Dans ce cadre, il est évidemment crucial de se poser la question du défi démographique qui nous attend. D’ici dix ans,
30% des effectifs des organismes de recherche va partir à la retraite, il faudra les remplacer. Cela suppose d’attirer
des jeunes de grande qualité vers les métiers de la recherche. Nous avons déjà commencé à tenir une des promesses
de campagne du président de la République puisque nous avons augmenté de 16% les allocations de recherche des
doctorants.

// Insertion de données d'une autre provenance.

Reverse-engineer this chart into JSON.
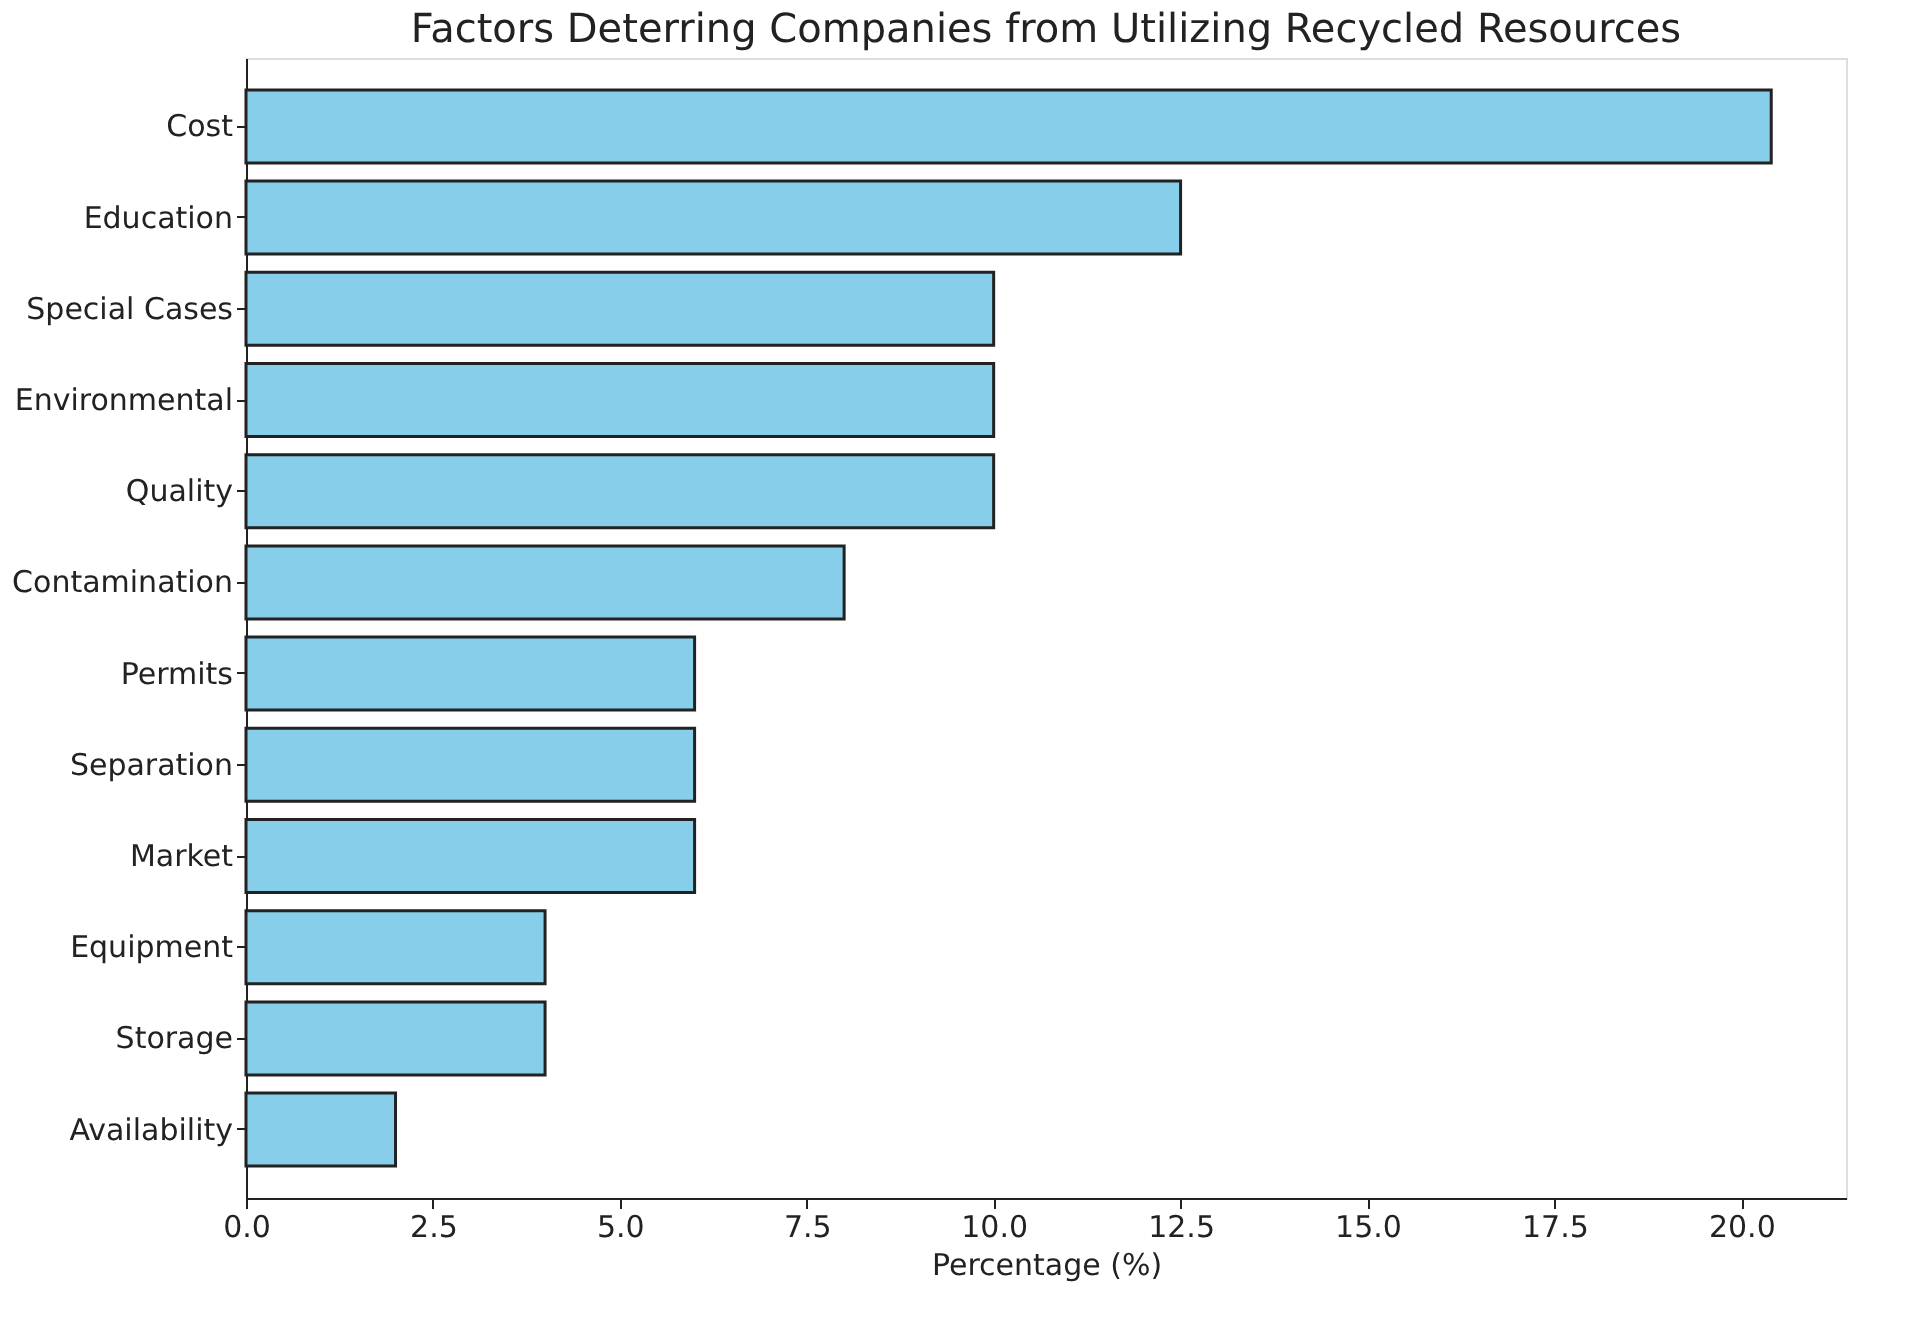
{
  "chart_data": {
    "type": "bar",
    "orientation": "horizontal",
    "title": "Factors Deterring Companies from Utilizing Recycled Resources",
    "xlabel": "Percentage (%)",
    "categories": [
      "Cost",
      "Education",
      "Special Cases",
      "Environmental",
      "Quality",
      "Contamination",
      "Permits",
      "Separation",
      "Market",
      "Equipment",
      "Storage",
      "Availability"
    ],
    "values": [
      20.4,
      12.5,
      10,
      10,
      10,
      8,
      6,
      6,
      6,
      4,
      4,
      2
    ],
    "color": "#87ceeb",
    "xlim": [
      0,
      21.4
    ],
    "xticks": [
      {
        "value": 0,
        "label": "0.0"
      },
      {
        "value": 2.5,
        "label": "2.5"
      },
      {
        "value": 5,
        "label": "5.0"
      },
      {
        "value": 7.5,
        "label": "7.5"
      },
      {
        "value": 10,
        "label": "10.0"
      },
      {
        "value": 12.5,
        "label": "12.5"
      },
      {
        "value": 15,
        "label": "15.0"
      },
      {
        "value": 17.5,
        "label": "17.5"
      },
      {
        "value": 20,
        "label": "20.0"
      }
    ],
    "grid": false
  }
}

Le doctorat doit être un diplôme revalorisé pour que beaucoup plus de jeunes en fassent un comme on le
fait aux Etats-Unis, en Grande-Bretagne ou en Allemagne, pays où le doctorat est le diplôme roi de l’enseignement
supérieur.
Mais il va falloir aller plus loin et parler des conditions du recrutement des jeunes, des débuts de carrière ; parler
également de comment réussir à faire revenir les chercheurs partis à l’étranger, comment attirer les meilleurs, les
garder en France et comment faire pour que toutes les carrières des métiers de l’enseignement de la recherche soient
plus attractives. L’Académie des Sciences doit remettre un rapport sur ce sujet dans les prochaines semaines ainsi
que la Commission Schwartz. Ces rapports feront état des carrières de l’ensemble des personnels de l’Université et
nous en tirerons toutes les conséquences.